If a microcontroller is to be used, you should use z-transform ( difference equations ) instead of Laplace transform ( differential equation ). That's because a μ-controller have to do the control by discrete samples with time-delays in between, thus the dx/dt operator will be changed to a Δx/Δt operator, which the z-transform handles, regarding these time-delays. The z-transform transfer function of a "PID" filter has the same structure as the Laplace transform, but the z-domain is completely different from the s-domain. So the significance of the location of roots/zeroes/poles is different in the two domains.

The three variables: acceleration/velocity/position are accomplished:

Time domain: a(t) = k , v(t) = k*∫a(t) , p(t) = k*∫v(t).
Laplace domain: a(s) = k , v(s) = k/s , p(s) = k/s²
z-domain: a(z) = k , v(z) = k*z / ( z-1 ) , p(z) = k*z²/( z² - 2z + 1 )

Thank you so much. I've been watching this series on LT System analysis and how to calculate the speed and torque of a motor given initial conditions etc etc and I think I'm good to go.

Am I safe to say in the presentation, that this system is used for high precision motor applications and motor controllers... Is this used in robotics?

 

[Hesch]

calculate the speed and torque of a motor given initial conditions etc etc and I think I'm good to go.

Within mathematics, these initial conditions are a must, but in practical applications, as for a DC-motor, you normally set these conditions to zero ( a=0, v=0, p=0 ). I mean that when you switch on the application, this will normally be true. If you switch on your controller and the velocity of the motor at this instance = 2077√3/π [RPM] ( just an example ), how should the controller react? Well, if the set velocity = 0, the controller should bring the motor to a halt, but it should always do that, no matter what this initial condition might be.

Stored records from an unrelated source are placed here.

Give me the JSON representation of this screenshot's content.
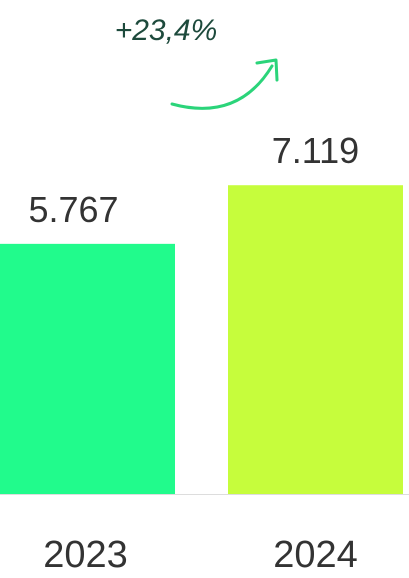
{
  "chart_data": {
    "type": "bar",
    "categories": [
      "2023",
      "2024"
    ],
    "values": [
      5767,
      7119
    ],
    "value_labels": [
      "5.767",
      "7.119"
    ],
    "colors": [
      "#21fb8c",
      "#c6fd3c"
    ],
    "ylim": [
      0,
      8000
    ],
    "annotation": "+23,4%"
  }
}
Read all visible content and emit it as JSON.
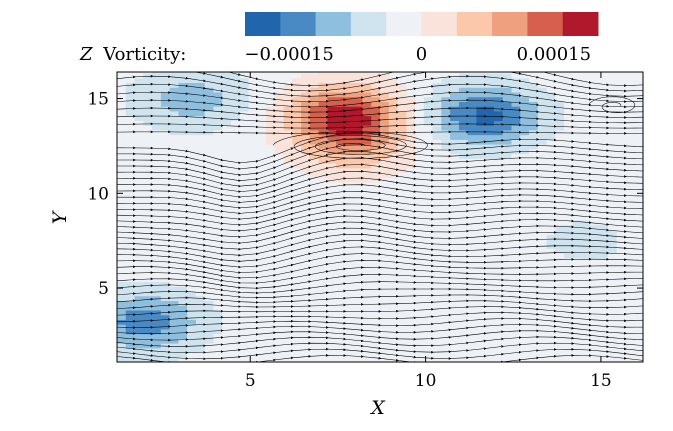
{
  "chart_data": {
    "type": "heatmap",
    "title": "",
    "xlabel": "X",
    "ylabel": "Y",
    "xlim": [
      1.2,
      16.2
    ],
    "ylim": [
      1.1,
      16.4
    ],
    "xticks": [
      5,
      10,
      15
    ],
    "yticks": [
      5,
      10,
      15
    ],
    "xtick_labels": [
      "5",
      "10",
      "15"
    ],
    "ytick_labels": [
      "5",
      "10",
      "15"
    ],
    "colorbar": {
      "variable": "Z",
      "label_suffix": "Vorticity:",
      "range": [
        -0.0002,
        0.0002
      ],
      "tick_values": [
        -0.00015,
        0,
        0.00015
      ],
      "tick_labels": [
        "−0.00015",
        "0",
        "0.00015"
      ],
      "levels": 10,
      "colors": [
        "#2166ac",
        "#4a8ac4",
        "#8fbfdf",
        "#d0e4f0",
        "#eef2f6",
        "#f9e3db",
        "#fcc8ac",
        "#eea07f",
        "#d6604d",
        "#b2182b"
      ]
    },
    "vortices": [
      {
        "x": 3.3,
        "y": 15.0,
        "strength": -8e-05
      },
      {
        "x": 7.7,
        "y": 14.2,
        "strength": 0.00018
      },
      {
        "x": 8.0,
        "y": 12.5,
        "strength": 8e-05
      },
      {
        "x": 11.7,
        "y": 14.1,
        "strength": -0.00015
      },
      {
        "x": 2.0,
        "y": 3.2,
        "strength": -0.00012
      },
      {
        "x": 14.5,
        "y": 7.5,
        "strength": -3e-05
      },
      {
        "x": 6.0,
        "y": 6.5,
        "strength": -2e-05
      }
    ],
    "streamline_note": "lower flow bends along a ridge near y≈12 with a recirculation around (8, 12.5)"
  }
}
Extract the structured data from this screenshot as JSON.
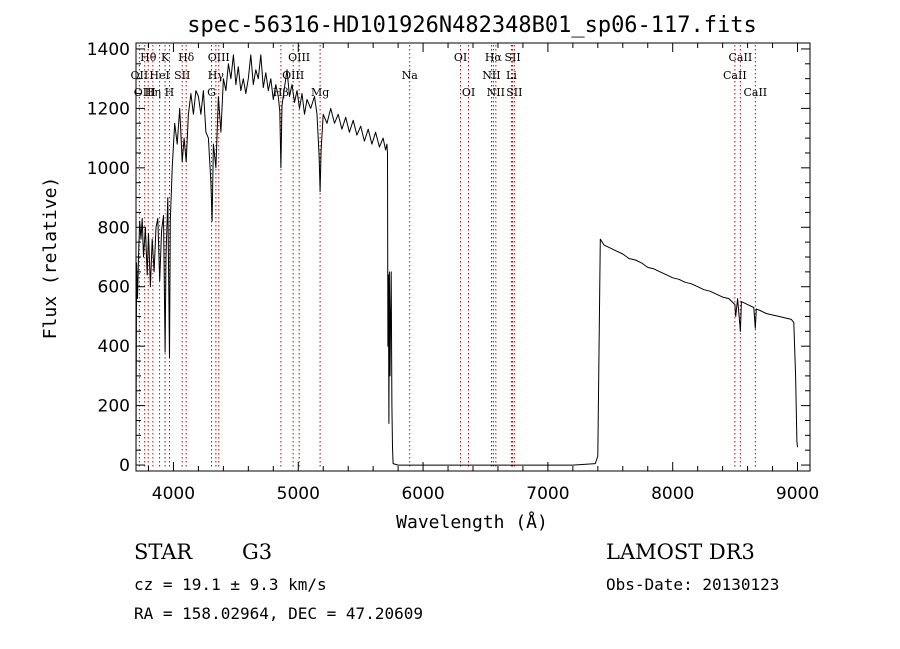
{
  "chart_data": {
    "type": "line",
    "title": "spec-56316-HD101926N482348B01_sp06-117.fits",
    "xlabel": "Wavelength (Å)",
    "ylabel": "Flux (relative)",
    "xlim": [
      3700,
      9100
    ],
    "ylim": [
      -20,
      1420
    ],
    "xticks": [
      4000,
      5000,
      6000,
      7000,
      8000,
      9000
    ],
    "yticks": [
      0,
      200,
      400,
      600,
      800,
      1000,
      1200,
      1400
    ],
    "series": [
      {
        "name": "spectrum",
        "points": [
          [
            3700,
            20
          ],
          [
            3705,
            680
          ],
          [
            3712,
            560
          ],
          [
            3720,
            700
          ],
          [
            3730,
            820
          ],
          [
            3740,
            760
          ],
          [
            3750,
            830
          ],
          [
            3760,
            700
          ],
          [
            3775,
            800
          ],
          [
            3790,
            640
          ],
          [
            3800,
            780
          ],
          [
            3815,
            600
          ],
          [
            3830,
            760
          ],
          [
            3845,
            650
          ],
          [
            3860,
            800
          ],
          [
            3875,
            830
          ],
          [
            3890,
            620
          ],
          [
            3905,
            790
          ],
          [
            3920,
            840
          ],
          [
            3933,
            380
          ],
          [
            3940,
            700
          ],
          [
            3955,
            900
          ],
          [
            3968,
            360
          ],
          [
            3975,
            820
          ],
          [
            3990,
            1000
          ],
          [
            4010,
            1150
          ],
          [
            4030,
            1080
          ],
          [
            4050,
            1200
          ],
          [
            4070,
            1020
          ],
          [
            4085,
            1100
          ],
          [
            4102,
            1020
          ],
          [
            4120,
            1180
          ],
          [
            4140,
            1250
          ],
          [
            4160,
            1180
          ],
          [
            4180,
            1260
          ],
          [
            4200,
            1240
          ],
          [
            4220,
            1180
          ],
          [
            4240,
            1260
          ],
          [
            4260,
            1120
          ],
          [
            4280,
            1100
          ],
          [
            4300,
            950
          ],
          [
            4310,
            820
          ],
          [
            4320,
            1080
          ],
          [
            4340,
            1000
          ],
          [
            4360,
            1240
          ],
          [
            4380,
            1120
          ],
          [
            4400,
            1300
          ],
          [
            4420,
            1260
          ],
          [
            4440,
            1350
          ],
          [
            4460,
            1300
          ],
          [
            4480,
            1380
          ],
          [
            4500,
            1280
          ],
          [
            4520,
            1340
          ],
          [
            4540,
            1260
          ],
          [
            4560,
            1300
          ],
          [
            4580,
            1250
          ],
          [
            4600,
            1300
          ],
          [
            4620,
            1380
          ],
          [
            4640,
            1280
          ],
          [
            4660,
            1330
          ],
          [
            4680,
            1300
          ],
          [
            4700,
            1380
          ],
          [
            4720,
            1270
          ],
          [
            4740,
            1320
          ],
          [
            4760,
            1260
          ],
          [
            4780,
            1300
          ],
          [
            4800,
            1230
          ],
          [
            4820,
            1280
          ],
          [
            4840,
            1240
          ],
          [
            4852,
            1190
          ],
          [
            4861,
            1000
          ],
          [
            4870,
            1210
          ],
          [
            4890,
            1270
          ],
          [
            4910,
            1330
          ],
          [
            4930,
            1240
          ],
          [
            4950,
            1280
          ],
          [
            4970,
            1220
          ],
          [
            4990,
            1260
          ],
          [
            5010,
            1200
          ],
          [
            5030,
            1250
          ],
          [
            5050,
            1180
          ],
          [
            5070,
            1230
          ],
          [
            5100,
            1200
          ],
          [
            5130,
            1240
          ],
          [
            5150,
            1180
          ],
          [
            5167,
            1040
          ],
          [
            5175,
            920
          ],
          [
            5183,
            1060
          ],
          [
            5200,
            1180
          ],
          [
            5230,
            1150
          ],
          [
            5260,
            1200
          ],
          [
            5290,
            1150
          ],
          [
            5320,
            1180
          ],
          [
            5350,
            1130
          ],
          [
            5380,
            1170
          ],
          [
            5410,
            1120
          ],
          [
            5440,
            1160
          ],
          [
            5470,
            1110
          ],
          [
            5500,
            1140
          ],
          [
            5530,
            1090
          ],
          [
            5560,
            1130
          ],
          [
            5590,
            1080
          ],
          [
            5620,
            1120
          ],
          [
            5650,
            1070
          ],
          [
            5680,
            1100
          ],
          [
            5700,
            1060
          ],
          [
            5710,
            1080
          ],
          [
            5715,
            1050
          ],
          [
            5718,
            400
          ],
          [
            5722,
            640
          ],
          [
            5726,
            140
          ],
          [
            5730,
            650
          ],
          [
            5735,
            300
          ],
          [
            5740,
            500
          ],
          [
            5745,
            650
          ],
          [
            5750,
            200
          ],
          [
            5755,
            60
          ],
          [
            5760,
            5
          ],
          [
            5800,
            0
          ],
          [
            6000,
            0
          ],
          [
            6500,
            0
          ],
          [
            7000,
            0
          ],
          [
            7200,
            0
          ],
          [
            7380,
            5
          ],
          [
            7400,
            30
          ],
          [
            7420,
            760
          ],
          [
            7450,
            740
          ],
          [
            7500,
            730
          ],
          [
            7550,
            720
          ],
          [
            7600,
            710
          ],
          [
            7650,
            695
          ],
          [
            7700,
            690
          ],
          [
            7750,
            680
          ],
          [
            7800,
            665
          ],
          [
            7850,
            660
          ],
          [
            7900,
            650
          ],
          [
            7950,
            640
          ],
          [
            8000,
            630
          ],
          [
            8050,
            625
          ],
          [
            8100,
            615
          ],
          [
            8150,
            610
          ],
          [
            8200,
            600
          ],
          [
            8250,
            590
          ],
          [
            8300,
            585
          ],
          [
            8350,
            575
          ],
          [
            8400,
            565
          ],
          [
            8450,
            560
          ],
          [
            8498,
            540
          ],
          [
            8505,
            500
          ],
          [
            8520,
            560
          ],
          [
            8542,
            450
          ],
          [
            8550,
            550
          ],
          [
            8600,
            540
          ],
          [
            8650,
            530
          ],
          [
            8662,
            460
          ],
          [
            8670,
            525
          ],
          [
            8700,
            520
          ],
          [
            8750,
            510
          ],
          [
            8800,
            505
          ],
          [
            8850,
            500
          ],
          [
            8900,
            495
          ],
          [
            8950,
            490
          ],
          [
            8970,
            480
          ],
          [
            8985,
            300
          ],
          [
            8995,
            80
          ],
          [
            9000,
            60
          ]
        ]
      }
    ],
    "spectral_lines": [
      {
        "label": "Hθ",
        "x": 3798,
        "row": 0
      },
      {
        "label": "OII",
        "x": 3727,
        "row": 1
      },
      {
        "label": "OIII",
        "x": 3770,
        "row": 2
      },
      {
        "label": "K",
        "x": 3933,
        "row": 0
      },
      {
        "label": "HeI",
        "x": 3889,
        "row": 1
      },
      {
        "label": "Hη",
        "x": 3835,
        "row": 2
      },
      {
        "label": "Hδ",
        "x": 4102,
        "row": 0
      },
      {
        "label": "SII",
        "x": 4070,
        "row": 1
      },
      {
        "label": "H",
        "x": 3968,
        "row": 2
      },
      {
        "label": "OIII",
        "x": 4363,
        "row": 0
      },
      {
        "label": "Hγ",
        "x": 4340,
        "row": 1
      },
      {
        "label": "G",
        "x": 4305,
        "row": 2
      },
      {
        "label": "OIII",
        "x": 5007,
        "row": 0
      },
      {
        "label": "OIII",
        "x": 4959,
        "row": 1
      },
      {
        "label": "Hβ",
        "x": 4861,
        "row": 2
      },
      {
        "label": "Mg",
        "x": 5175,
        "row": 2
      },
      {
        "label": "Na",
        "x": 5893,
        "row": 1
      },
      {
        "label": "OI",
        "x": 6300,
        "row": 0
      },
      {
        "label": "OI",
        "x": 6364,
        "row": 2
      },
      {
        "label": "Hα",
        "x": 6563,
        "row": 0
      },
      {
        "label": "NII",
        "x": 6548,
        "row": 1
      },
      {
        "label": "NII",
        "x": 6583,
        "row": 2
      },
      {
        "label": "SII",
        "x": 6717,
        "row": 0
      },
      {
        "label": "Li",
        "x": 6708,
        "row": 1
      },
      {
        "label": "SII",
        "x": 6731,
        "row": 2
      },
      {
        "label": "CaII",
        "x": 8542,
        "row": 0
      },
      {
        "label": "CaII",
        "x": 8498,
        "row": 1
      },
      {
        "label": "CaII",
        "x": 8662,
        "row": 2
      }
    ]
  },
  "info": {
    "obj_class": "STAR",
    "subclass": "G3",
    "survey": "LAMOST DR3",
    "cz": "cz = 19.1 ± 9.3 km/s",
    "obs_date": "Obs-Date: 20130123",
    "coords": "RA = 158.02964, DEC =  47.20609"
  }
}
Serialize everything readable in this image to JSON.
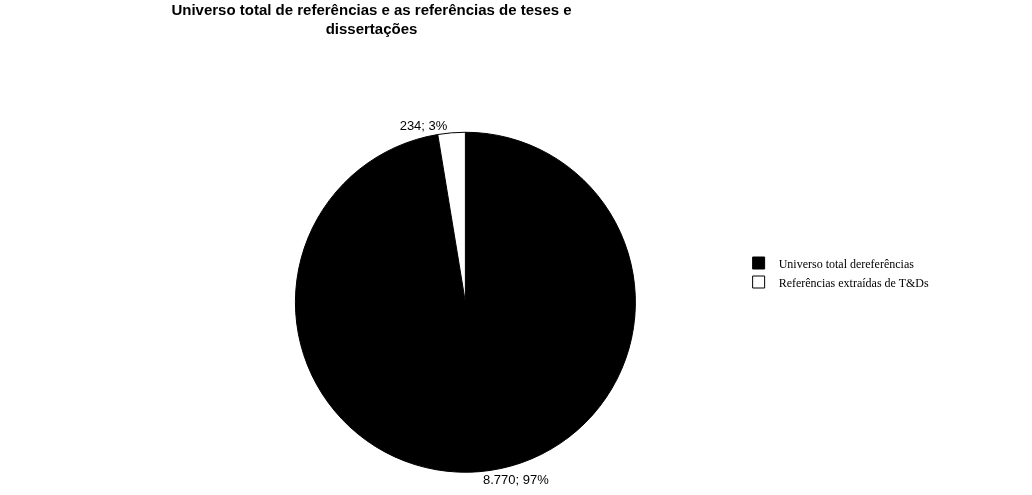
{
  "chart_data": {
    "type": "pie",
    "title": "Universo total de referências e as referências de teses e dissertações",
    "categories": [
      "Universo total dereferências",
      "Referências extraídas de T&Ds"
    ],
    "values": [
      8770,
      234
    ],
    "colors": [
      "#000000",
      "#ffffff"
    ],
    "value_labels": [
      "8.770; 97%",
      "234; 3%"
    ],
    "legend": "right"
  }
}
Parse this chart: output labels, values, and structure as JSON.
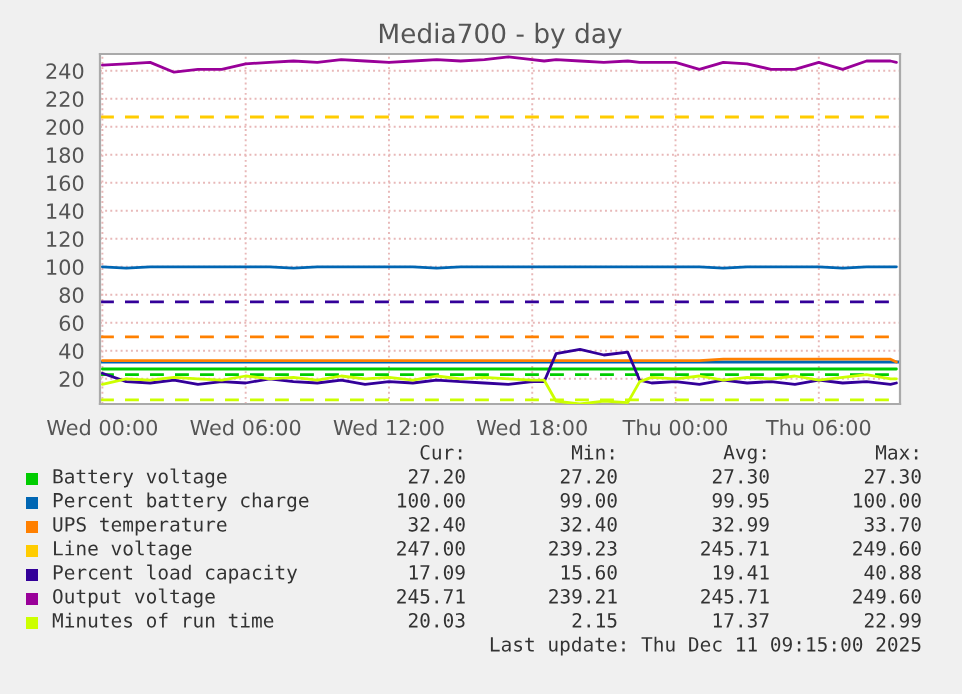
{
  "chart_data": {
    "type": "line",
    "title": "Media700 - by day",
    "x": [
      "2025-12-10T00:00",
      "2025-12-10T01:00",
      "2025-12-10T02:00",
      "2025-12-10T03:00",
      "2025-12-10T04:00",
      "2025-12-10T05:00",
      "2025-12-10T06:00",
      "2025-12-10T07:00",
      "2025-12-10T08:00",
      "2025-12-10T09:00",
      "2025-12-10T10:00",
      "2025-12-10T11:00",
      "2025-12-10T12:00",
      "2025-12-10T13:00",
      "2025-12-10T14:00",
      "2025-12-10T15:00",
      "2025-12-10T16:00",
      "2025-12-10T17:00",
      "2025-12-10T18:00",
      "2025-12-10T18:30",
      "2025-12-10T19:00",
      "2025-12-10T20:00",
      "2025-12-10T21:00",
      "2025-12-10T22:00",
      "2025-12-10T22:30",
      "2025-12-10T23:00",
      "2025-12-11T00:00",
      "2025-12-11T01:00",
      "2025-12-11T02:00",
      "2025-12-11T03:00",
      "2025-12-11T04:00",
      "2025-12-11T05:00",
      "2025-12-11T06:00",
      "2025-12-11T07:00",
      "2025-12-11T08:00",
      "2025-12-11T09:00",
      "2025-12-11T09:15"
    ],
    "xlim": [
      "2025-12-09T23:54",
      "2025-12-11T09:24"
    ],
    "xticks": [
      {
        "value": "2025-12-10T00:00",
        "label": "Wed 00:00"
      },
      {
        "value": "2025-12-10T06:00",
        "label": "Wed 06:00"
      },
      {
        "value": "2025-12-10T12:00",
        "label": "Wed 12:00"
      },
      {
        "value": "2025-12-10T18:00",
        "label": "Wed 18:00"
      },
      {
        "value": "2025-12-11T00:00",
        "label": "Thu 00:00"
      },
      {
        "value": "2025-12-11T06:00",
        "label": "Thu 06:00"
      }
    ],
    "ylim": [
      2,
      252
    ],
    "yticks": [
      20,
      40,
      60,
      80,
      100,
      120,
      140,
      160,
      180,
      200,
      220,
      240
    ],
    "grid": true,
    "legend": "bottom",
    "series": [
      {
        "name": "Battery voltage",
        "color": "#00cc00",
        "values": [
          27,
          27,
          27,
          27,
          27,
          27,
          27,
          27,
          27,
          27,
          27,
          27,
          27,
          27,
          27,
          27,
          27,
          27,
          27,
          27,
          27,
          27,
          27,
          27,
          27,
          27,
          27,
          27,
          27,
          27,
          27,
          27,
          27,
          27,
          27,
          27,
          27
        ]
      },
      {
        "name": "Percent battery charge",
        "color": "#0066b3",
        "values": [
          100,
          99,
          100,
          100,
          100,
          100,
          100,
          100,
          99,
          100,
          100,
          100,
          100,
          100,
          99,
          100,
          100,
          100,
          100,
          100,
          100,
          100,
          100,
          100,
          100,
          100,
          100,
          100,
          99,
          100,
          100,
          100,
          100,
          99,
          100,
          100,
          100
        ]
      },
      {
        "name": "UPS temperature",
        "color": "#ff8000",
        "values": [
          33,
          33,
          33,
          33,
          33,
          33,
          33,
          33,
          33,
          33,
          33,
          33,
          33,
          33,
          33,
          33,
          33,
          33,
          33,
          33,
          33,
          33,
          33,
          33,
          33,
          33,
          33,
          33,
          34,
          34,
          34,
          34,
          34,
          34,
          34,
          34,
          32
        ]
      },
      {
        "name": "Line voltage",
        "color": "#ffcc00",
        "values": [
          null,
          null,
          null,
          null,
          null,
          null,
          null,
          null,
          null,
          null,
          null,
          null,
          null,
          null,
          null,
          null,
          null,
          null,
          null,
          null,
          null,
          null,
          null,
          null,
          null,
          null,
          null,
          null,
          null,
          null,
          null,
          null,
          null,
          null,
          null,
          null,
          null
        ]
      },
      {
        "name": "Percent load capacity",
        "color": "#330099",
        "values": [
          24,
          18,
          17,
          19,
          16,
          18,
          17,
          20,
          18,
          17,
          19,
          16,
          18,
          17,
          19,
          18,
          17,
          16,
          18,
          18,
          38,
          41,
          37,
          39,
          19,
          17,
          18,
          16,
          19,
          17,
          18,
          16,
          19,
          17,
          18,
          16,
          17
        ]
      },
      {
        "name": "Output voltage",
        "color": "#990099",
        "values": [
          244,
          245,
          246,
          239,
          241,
          241,
          245,
          246,
          247,
          246,
          248,
          247,
          246,
          247,
          248,
          247,
          248,
          250,
          248,
          247,
          248,
          247,
          246,
          247,
          246,
          246,
          246,
          241,
          246,
          245,
          241,
          241,
          246,
          241,
          247,
          247,
          246
        ]
      },
      {
        "name": "Minutes of run time",
        "color": "#ccff00",
        "values": [
          16,
          20,
          19,
          21,
          20,
          19,
          22,
          20,
          21,
          19,
          22,
          20,
          21,
          19,
          22,
          20,
          21,
          20,
          19,
          19,
          4,
          2,
          4,
          3,
          18,
          21,
          20,
          22,
          19,
          21,
          20,
          22,
          19,
          21,
          23,
          20,
          20
        ]
      }
    ],
    "ref_lines": [
      {
        "axis": "y",
        "value": 207,
        "color": "#ffcc00",
        "line_style": "dashed"
      },
      {
        "axis": "y",
        "value": 75,
        "color": "#330099",
        "line_style": "dashed"
      },
      {
        "axis": "y",
        "value": 50,
        "color": "#ff8000",
        "line_style": "dashed"
      },
      {
        "axis": "y",
        "value": 32,
        "color": "#0066b3",
        "line_style": "solid"
      },
      {
        "axis": "y",
        "value": 23,
        "color": "#00cc00",
        "line_style": "dashed"
      },
      {
        "axis": "y",
        "value": 5,
        "color": "#ccff00",
        "line_style": "dashed"
      }
    ],
    "annotations": [
      "Cur:",
      "Min:",
      "Avg:",
      "Max:",
      "27.20",
      "27.20",
      "27.30",
      "27.30",
      "100.00",
      "99.00",
      "99.95",
      "100.00",
      "32.40",
      "32.40",
      "32.99",
      "33.70",
      "247.00",
      "239.23",
      "245.71",
      "249.60",
      "17.09",
      "15.60",
      "19.41",
      "40.88",
      "245.71",
      "239.21",
      "245.71",
      "249.60",
      "20.03",
      "2.15",
      "17.37",
      "22.99",
      "Last update: Thu Dec 11 09:15:00 2025"
    ]
  }
}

this system is used for high precision motor applications and motor controllers

It is used to control motors/applications ( what is "high precision"? ). Remember that in an analog controller you are using components ( resistors, capacitors ) with some tolerances, thus it's not "high precision". But by digital control, using integer constants/calculations ( no rounding errors ) e.g. the velocity could be made exact, measured in encoder-counts per sample, and could be made with no following error ( ±1 count ) as said in #2.

Is this used in robotics?

Yes, digital control is preferred as robots must be accurate. Say you want to bring the robot to a halt, you must by analog control measure that the robot is halted by means of a tacho generator or a D/A-converter. But if there is an offset in your measurements ( which there is ), the motor will drift ( 1 RPM ). By digital control, using an encoder, 1 count = 1 count, and integer calculation will take care of that and will bring the robot back to correct position, even if the motor is velocity controlled.